Tête sans visage no.83

  • Dimensions: 25 × 35 cm
  • Matériaux: Terre cuite oxydée, fil métallique, fibre végétale
  • Année: 2015
  • Disponibilité: Pièce unique
  • Prix: Sur demande

 

Description artistique de la tête
Cette tête est marquée par la présence d’un filet métallique et de fibres végétales qui s’accrochent à son contour comme une cage fragile. Le visage semble prisonnier mais aussi protégé, traversé par des lignes de fissures et des creux qui rappellent des cicatrices. Une plume légère posée au sommet introduit une touche poétique inattendue, comme une échappée vers la liberté.

 

Description artistique de la collection
Dans 100 têtes sans visages, cette pièce interroge les tensions entre contrainte et légèreté, enfermement et libération. Le métal rouillé, symbole de chaînes et d’entraves, coexiste avec la plume, signe de fragilité et de rêve.

 

Symbolique
L’œuvre renvoie aux carcans sociaux, politiques et historiques qui enserrent les êtres, mais aussi à la capacité de l’humain à trouver, même dans la contrainte, des ouvertures vers l’imaginaire et l’espoir. La plume est une métaphore de résilience et de légèreté face au poids de la matière.

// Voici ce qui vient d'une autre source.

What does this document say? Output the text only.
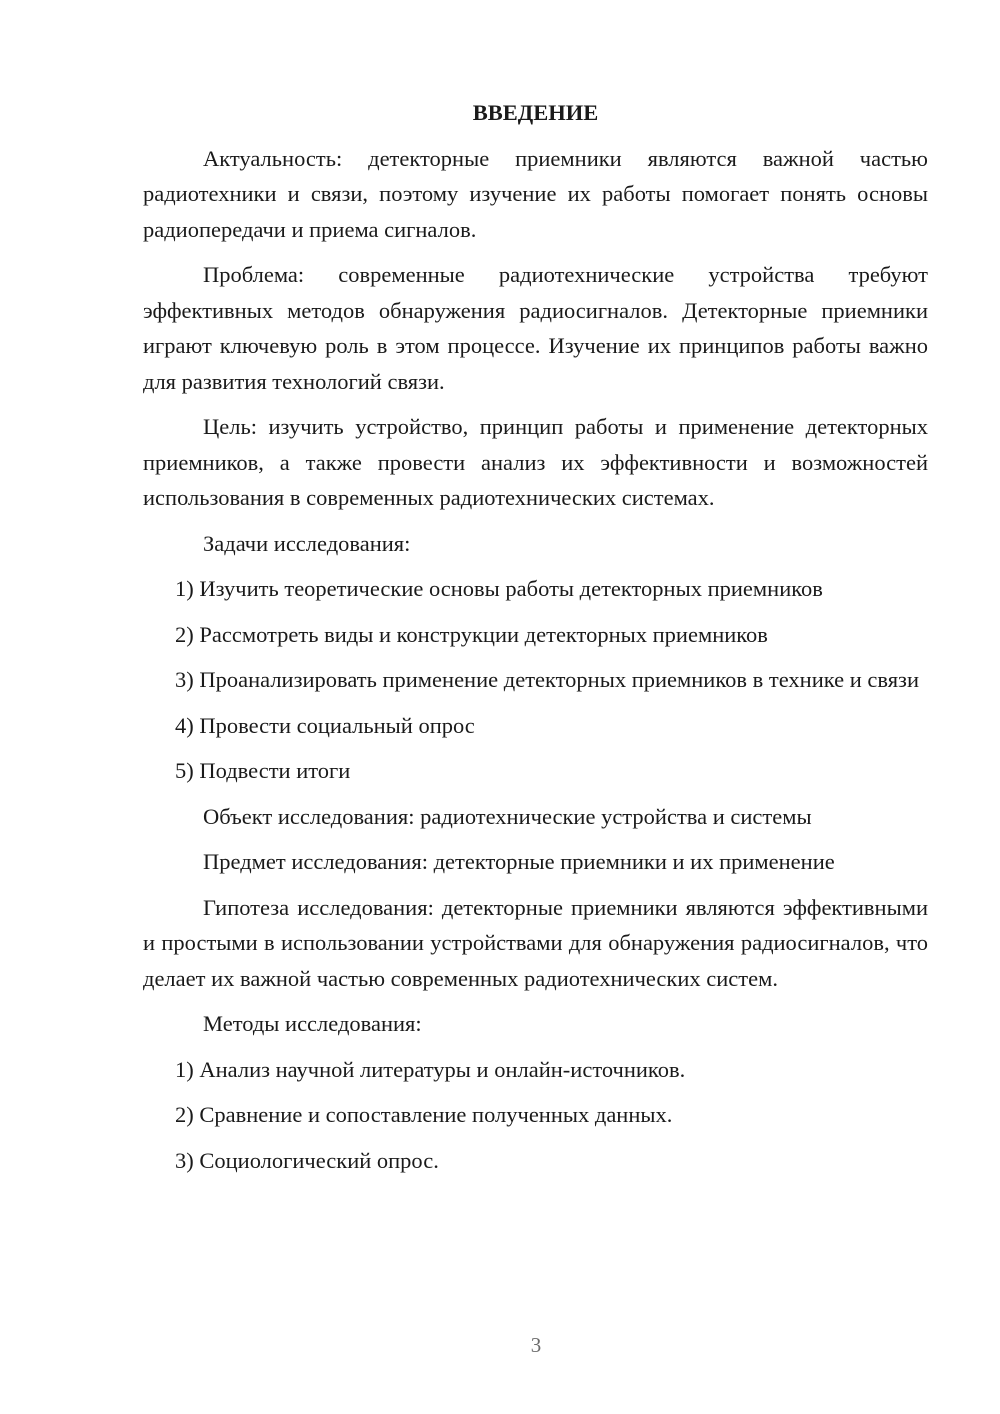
ВВЕДЕНИЕ

Актуальность: детекторные приемники являются важной частью радиотехники и связи, поэтому изучение их работы помогает понять основы радиопередачи и приема сигналов.

Проблема: современные радиотехнические устройства требуют эффективных методов обнаружения радиосигналов. Детекторные приемники играют ключевую роль в этом процессе. Изучение их принципов работы важно для развития технологий связи.

Цель: изучить устройство, принцип работы и применение детекторных приемников, а также провести анализ их эффективности и возможностей использования в современных радиотехнических системах.

Задачи исследования:

1) Изучить теоретические основы работы детекторных приемников

2) Рассмотреть виды и конструкции детекторных приемников

3) Проанализировать применение детекторных приемников в технике и связи

4) Провести социальный опрос

5) Подвести итоги

Объект исследования: радиотехнические устройства и системы

Предмет исследования: детекторные приемники и их применение

Гипотеза исследования: детекторные приемники являются эффективными и простыми в использовании устройствами для обнаружения радиосигналов, что делает их важной частью современных радиотехнических систем.

Методы исследования:

1) Анализ научной литературы и онлайн-источников.

2) Сравнение и сопоставление полученных данных.

3) Социологический опрос.

3
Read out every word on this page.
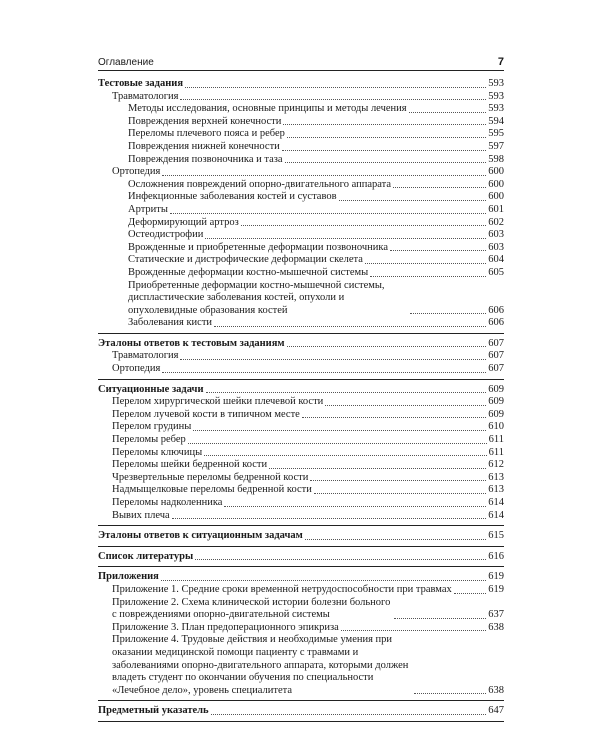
Оглавление	7
Тестовые задания	593
Травматология	593
Методы исследования, основные принципы и методы лечения	593
Повреждения верхней конечности	594
Переломы плечевого пояса и ребер	595
Повреждения нижней конечности	597
Повреждения позвоночника и таза	598
Ортопедия	600
Осложнения повреждений опорно-двигательного аппарата	600
Инфекционные заболевания костей и суставов	600
Артриты	601
Деформирующий артроз	602
Остеодистрофии	603
Врожденные и приобретенные деформации позвоночника	603
Статические и дистрофические деформации скелета	604
Врожденные деформации костно-мышечной системы	605
Приобретенные деформации костно-мышечной системы, диспластические заболевания костей, опухоли и опухолевидные образования костей	606
Заболевания кисти	606
Эталоны ответов к тестовым заданиям	607
Травматология	607
Ортопедия	607
Ситуационные задачи	609
Перелом хирургической шейки плечевой кости	609
Перелом лучевой кости в типичном месте	609
Перелом грудины	610
Переломы ребер	611
Переломы ключицы	611
Переломы шейки бедренной кости	612
Чрезвертельные переломы бедренной кости	613
Надмыщелковые переломы бедренной кости	613
Переломы надколенника	614
Вывих плеча	614
Эталоны ответов к ситуационным задачам	615
Список литературы	616
Приложения	619
Приложение 1. Средние сроки временной нетрудоспособности при травмах	619
Приложение 2. Схема клинической истории болезни больного с повреждениями опорно-двигательной системы	637
Приложение 3. План предоперационного эпикриза	638
Приложение 4. Трудовые действия и необходимые умения при оказании медицинской помощи пациенту с травмами и заболеваниями опорно-двигательного аппарата, которыми должен владеть студент по окончании обучения по специальности «Лечебное дело», уровень специалитета	638
Предметный указатель	647
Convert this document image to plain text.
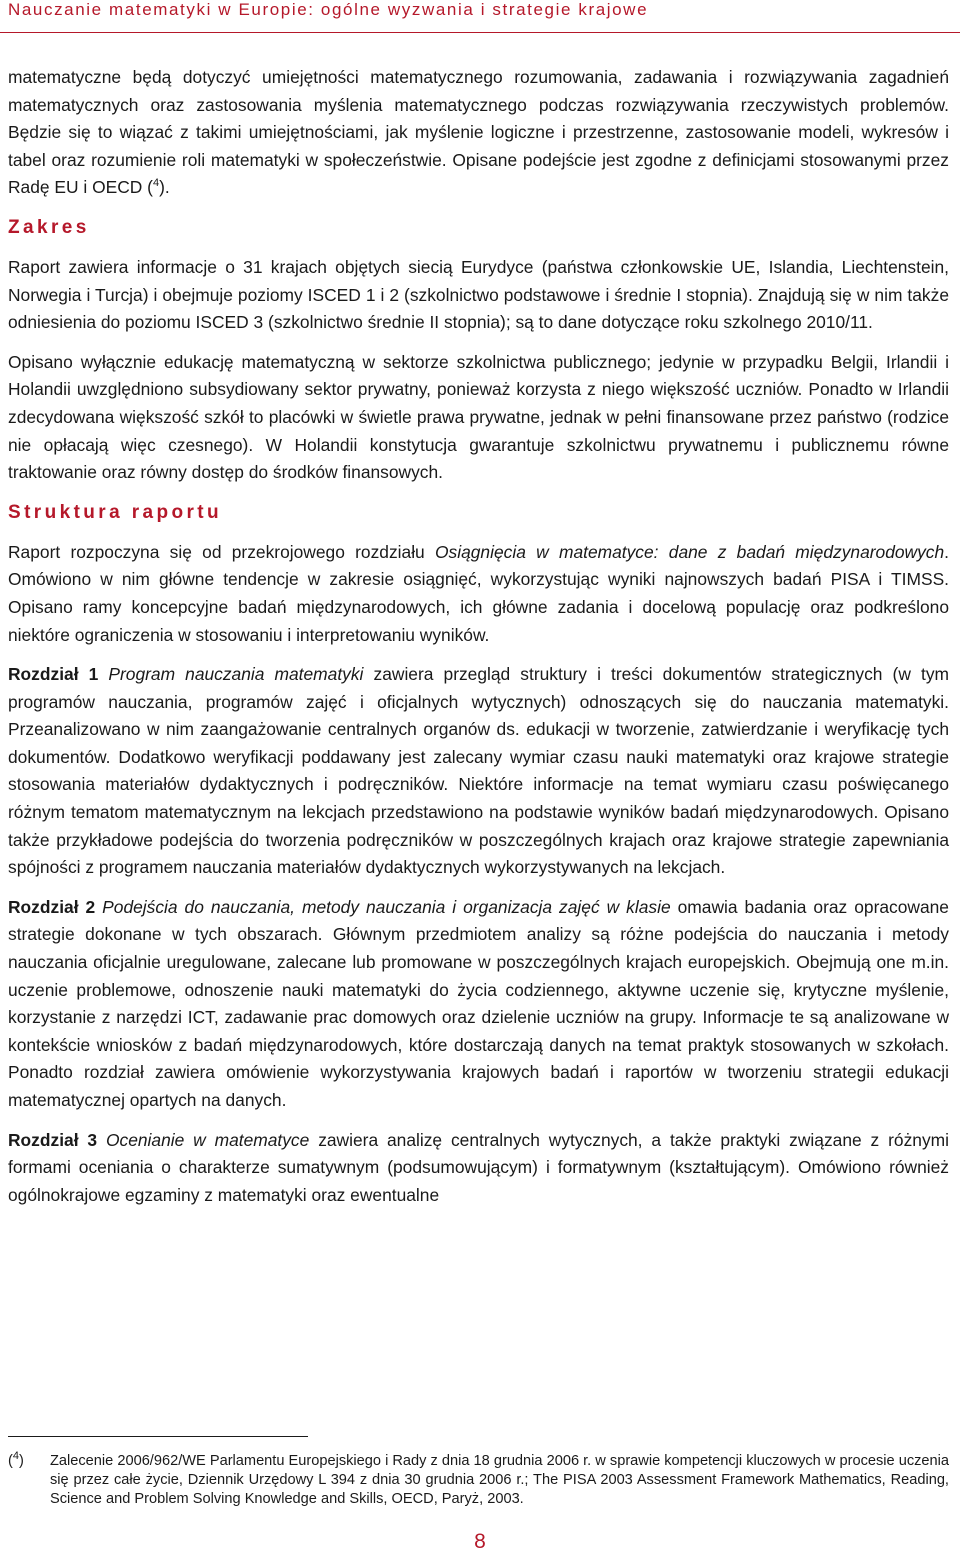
Nauczanie matematyki w Europie: ogólne wyzwania i strategie krajowe

matematyczne będą dotyczyć umiejętności matematycznego rozumowania, zadawania i rozwiązywania zagadnień matematycznych oraz zastosowania myślenia matematycznego podczas rozwiązywania rzeczywistych problemów. Będzie się to wiązać z takimi umiejętnościami, jak myślenie logiczne i przestrzenne, zastosowanie modeli, wykresów i tabel oraz rozumienie roli matematyki w społeczeństwie. Opisane podejście jest zgodne z definicjami stosowanymi przez Radę EU i OECD ($^4$).

Zakres

Raport zawiera informacje o 31 krajach objętych siecią Eurydyce (państwa członkowskie UE, Islandia, Liechtenstein, Norwegia i Turcja) i obejmuje poziomy ISCED 1 i 2 (szkolnictwo podstawowe i średnie I stopnia). Znajdują się w nim także odniesienia do poziomu ISCED 3 (szkolnictwo średnie II stopnia); są to dane dotyczące roku szkolnego 2010/11.

Opisano wyłącznie edukację matematyczną w sektorze szkolnictwa publicznego; jedynie w przypadku Belgii, Irlandii i Holandii uwzględniono subsydiowany sektor prywatny, ponieważ korzysta z niego większość uczniów. Ponadto w Irlandii zdecydowana większość szkół to placówki w świetle prawa prywatne, jednak w pełni finansowane przez państwo (rodzice nie opłacają więc czesnego). W Holandii konstytucja gwarantuje szkolnictwu prywatnemu i publicznemu równe traktowanie oraz równy dostęp do środków finansowych.

Struktura raportu

Raport rozpoczyna się od przekrojowego rozdziału Osiągnięcia w matematyce: dane z badań międzynarodowych. Omówiono w nim główne tendencje w zakresie osiągnięć, wykorzystując wyniki najnowszych badań PISA i TIMSS. Opisano ramy koncepcyjne badań międzynarodowych, ich główne zadania i docelową populację oraz podkreślono niektóre ograniczenia w stosowaniu i interpretowaniu wyników.

Rozdział 1 Program nauczania matematyki zawiera przegląd struktury i treści dokumentów strategicznych (w tym programów nauczania, programów zajęć i oficjalnych wytycznych) odnoszących się do nauczania matematyki. Przeanalizowano w nim zaangażowanie centralnych organów ds. edukacji w tworzenie, zatwierdzanie i weryfikację tych dokumentów. Dodatkowo weryfikacji poddawany jest zalecany wymiar czasu nauki matematyki oraz krajowe strategie stosowania materiałów dydaktycznych i podręczników. Niektóre informacje na temat wymiaru czasu poświęcanego różnym tematom matematycznym na lekcjach przedstawiono na podstawie wyników badań międzynarodowych. Opisano także przykładowe podejścia do tworzenia podręczników w poszczególnych krajach oraz krajowe strategie zapewniania spójności z programem nauczania materiałów dydaktycznych wykorzystywanych na lekcjach.

Rozdział 2 Podejścia do nauczania, metody nauczania i organizacja zajęć w klasie omawia badania oraz opracowane strategie dokonane w tych obszarach. Głównym przedmiotem analizy są różne podejścia do nauczania i metody nauczania oficjalnie uregulowane, zalecane lub promowane w poszczególnych krajach europejskich. Obejmują one m.in. uczenie problemowe, odnoszenie nauki matematyki do życia codziennego, aktywne uczenie się, krytyczne myślenie, korzystanie z narzędzi ICT, zadawanie prac domowych oraz dzielenie uczniów na grupy. Informacje te są analizowane w kontekście wniosków z badań międzynarodowych, które dostarczają danych na temat praktyk stosowanych w szkołach. Ponadto rozdział zawiera omówienie wykorzystywania krajowych badań i raportów w tworzeniu strategii edukacji matematycznej opartych na danych.

Rozdział 3 Ocenianie w matematyce zawiera analizę centralnych wytycznych, a także praktyki związane z różnymi formami oceniania o charakterze sumatywnym (podsumowującym) i formatywnym (kształtującym). Omówiono również ogólnokrajowe egzaminy z matematyki oraz ewentualne

($^4$) Zalecenie 2006/962/WE Parlamentu Europejskiego i Rady z dnia 18 grudnia 2006 r. w sprawie kompetencji kluczowych w procesie uczenia się przez całe życie, Dziennik Urzędowy L 394 z dnia 30 grudnia 2006 r.; The PISA 2003 Assessment Framework Mathematics, Reading, Science and Problem Solving Knowledge and Skills, OECD, Paryż, 2003.
8
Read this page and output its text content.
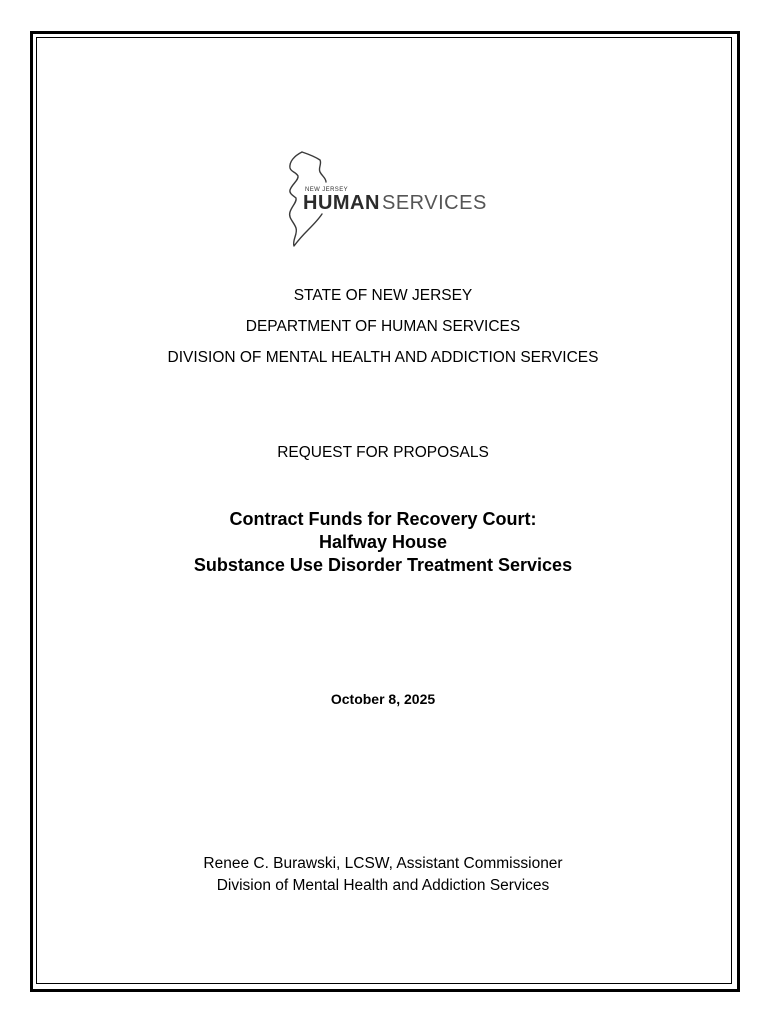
NEW JERSEY
HUMAN SERVICES
STATE OF NEW JERSEY
DEPARTMENT OF HUMAN SERVICES
DIVISION OF MENTAL HEALTH AND ADDICTION SERVICES
REQUEST FOR PROPOSALS
Contract Funds for Recovery Court:
Halfway House
Substance Use Disorder Treatment Services
October 8, 2025
Renee C. Burawski, LCSW, Assistant Commissioner
Division of Mental Health and Addiction Services
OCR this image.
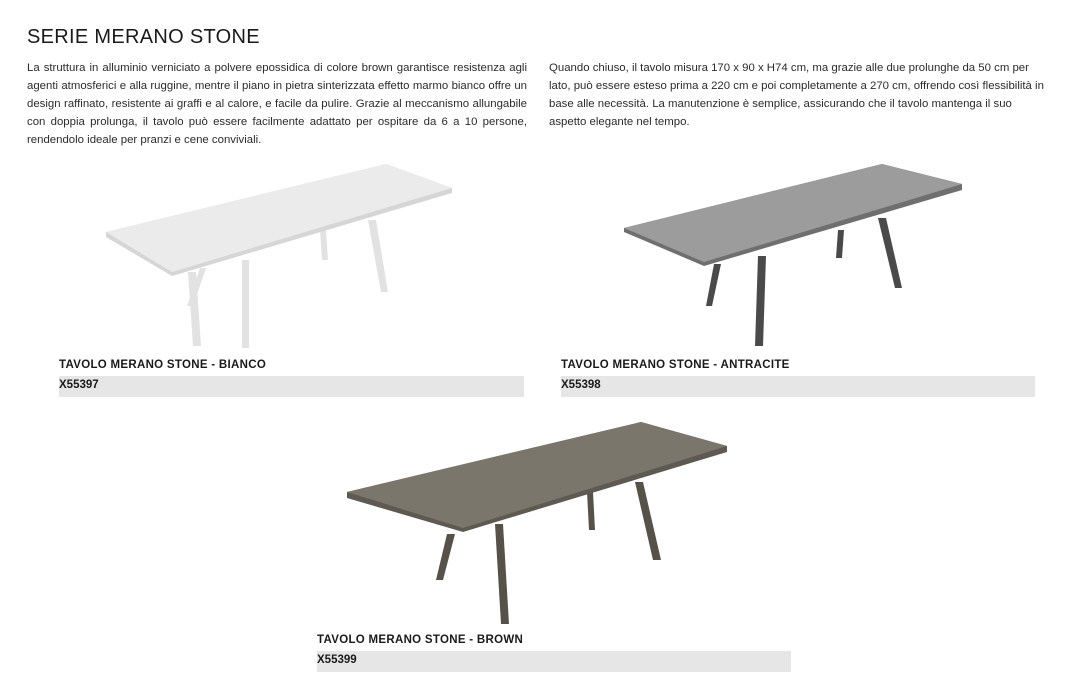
SERIE MERANO STONE

La struttura in alluminio verniciato a polvere epossidica di colore brown garantisce resistenza agli agenti atmosferici e alla ruggine, mentre il piano in pietra sinterizzata effetto marmo bianco offre un design raffinato, resistente ai graffi e al calore, e facile da pulire. Grazie al meccanismo allungabile con doppia prolunga, il tavolo può essere facilmente adattato per ospitare da 6 a 10 persone, rendendolo ideale per pranzi e cene conviviali.

Quando chiuso, il tavolo misura 170 x 90 x H74 cm, ma grazie alle due prolunghe da 50 cm per lato, può essere esteso prima a 220 cm e poi completamente a 270 cm, offrendo così flessibilità in base alle necessità. La manutenzione è semplice, assicurando che il tavolo mantenga il suo aspetto elegante nel tempo.

TAVOLO MERANO STONE - BIANCO
X55397
TAVOLO MERANO STONE - ANTRACITE
X55398
TAVOLO MERANO STONE - BROWN
X55399
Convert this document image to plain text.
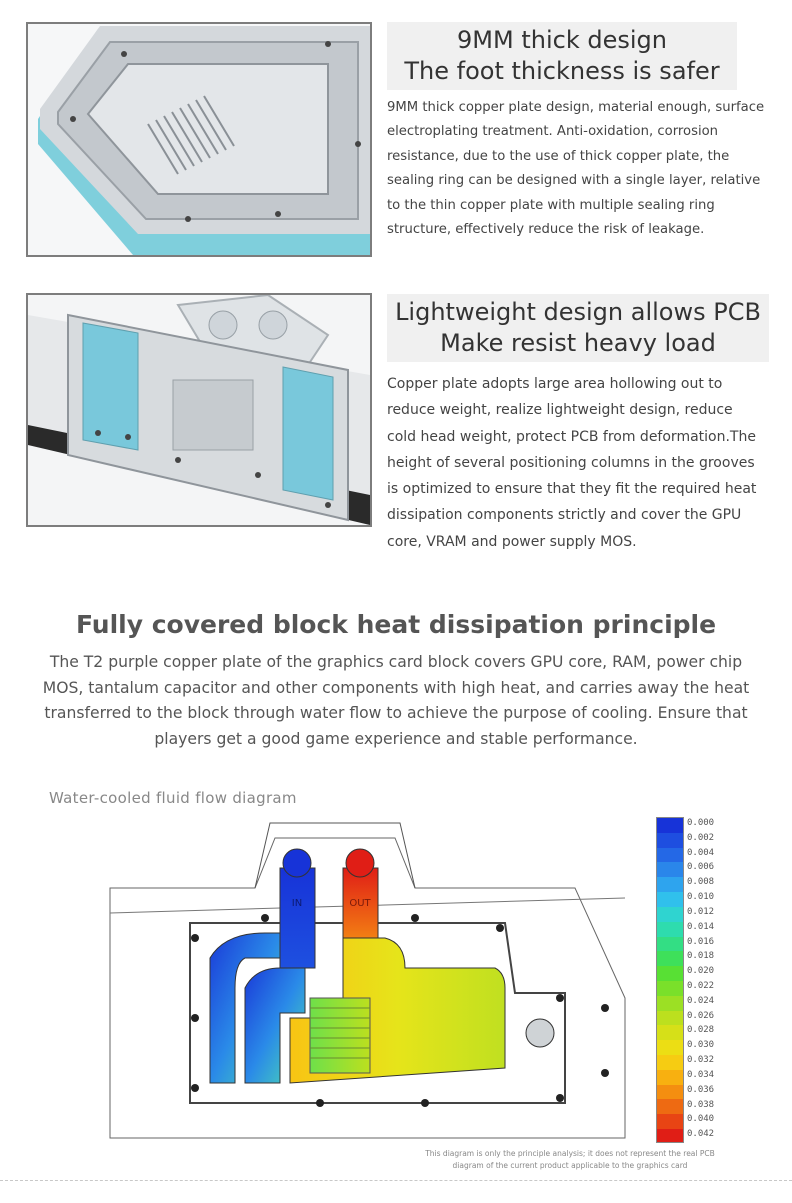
9MM thick design
The foot thickness is safer
9MM thick copper plate design, material enough, surface
electroplating treatment. Anti-oxidation, corrosion
resistance, due to the use of thick copper plate, the
sealing ring can be designed with a single layer, relative
to the thin copper plate with multiple sealing ring
structure, effectively reduce the risk of leakage.
Lightweight design allows PCB
Make resist heavy load
Copper plate adopts large area hollowing out to
reduce weight, realize lightweight design, reduce
cold head weight, protect PCB from deformation.The
height of several positioning columns in the grooves
is optimized to ensure that they fit the required heat
dissipation components strictly and cover the GPU
core, VRAM and power supply MOS.
Fully covered block heat dissipation principle
The T2 purple copper plate of the graphics card block covers GPU core, RAM, power chip
MOS, tantalum capacitor and other components with high heat, and carries away the heat
transferred to the block through water flow to achieve the purpose of cooling. Ensure that
players get a good game experience and stable performance.
Water-cooled fluid flow diagram
IN	OUT
0.000
0.002
0.004
0.006
0.008
0.010
0.012
0.014
0.016
0.018
0.020
0.022
0.024
0.026
0.028
0.030
0.032
0.034
0.036
0.038
0.040
0.042
This diagram is only the principle analysis; it does not represent the real PCB
diagram of the current product applicable to the graphics card
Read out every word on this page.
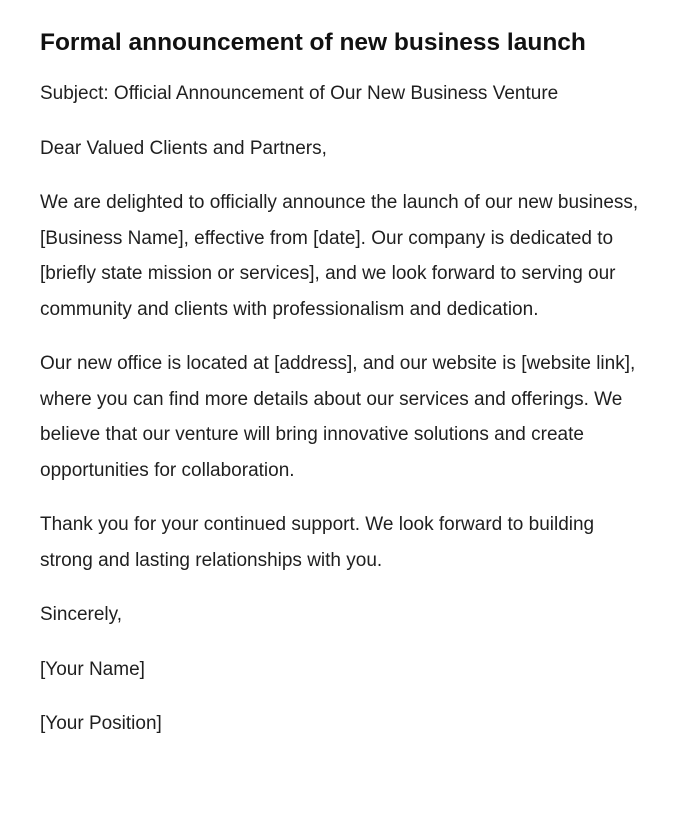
Formal announcement of new business launch

Subject: Official Announcement of Our New Business Venture

Dear Valued Clients and Partners,

We are delighted to officially announce the launch of our new business, [Business Name], effective from [date]. Our company is dedicated to [briefly state mission or services], and we look forward to serving our community and clients with professionalism and dedication.

Our new office is located at [address], and our website is [website link], where you can find more details about our services and offerings. We believe that our venture will bring innovative solutions and create opportunities for collaboration.

Thank you for your continued support. We look forward to building strong and lasting relationships with you.

Sincerely,

[Your Name]

[Your Position]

La collection « 100 Têtes SANS Visages »

Une mémoire sculptée, une histoire universelle

La collection « 100 Têtes SANS Visages » rassemble cent sculptures uniques, façonnées à la main en terre cuite et métal rouillé. Ces œuvres incarnent les visages invisibles de notre histoire collective : les sans-papiers noyés en mer, les victimes d’esclavage, les oubliés des génocides, les anonymes dont les mémoires s’effacent.

Chacune de ces têtes, volontairement dépourvue de traits, symbolise une vie, un passé, une histoire suspendue. Sans visage, elles deviennent les porteurs silencieux des mémoires individuelles et collectives, nous invitant à réfléchir sur notre humanité commune.

Un message engagé et universel

À travers cette série, l’artiste nous invite à reconnaître ces vies effacées et à reconstruire les ponts entre passé et avenir. « J’ouvre les bières des sans-papiers qui se noient dans les mers et dans les déserts, je dénonce les bruits macabres des canons des guerres… », affirme-t-il, exprimant ainsi la force émotionnelle et politique de cette œuvre.

«100 Têtes SANS Visages » est bien plus qu’une collection d’art : c’est une photothèque sculpturale, un appel à la mémoire, au dialogue, et à une meilleure compréhension de nos racines communes.

Gustave Akpéhou DJONDA

Artiste visuel autodidacte

Passionné par la mémoire collective et les questions d’identité, l’artiste travaille la terre et le métal pour donner forme à ce qui est souvent invisible ou oublié. Through the series “100 Heads Without Faces,” he offers a space for reflection and dialogue on the wounds of the past and the hopes for a more just future.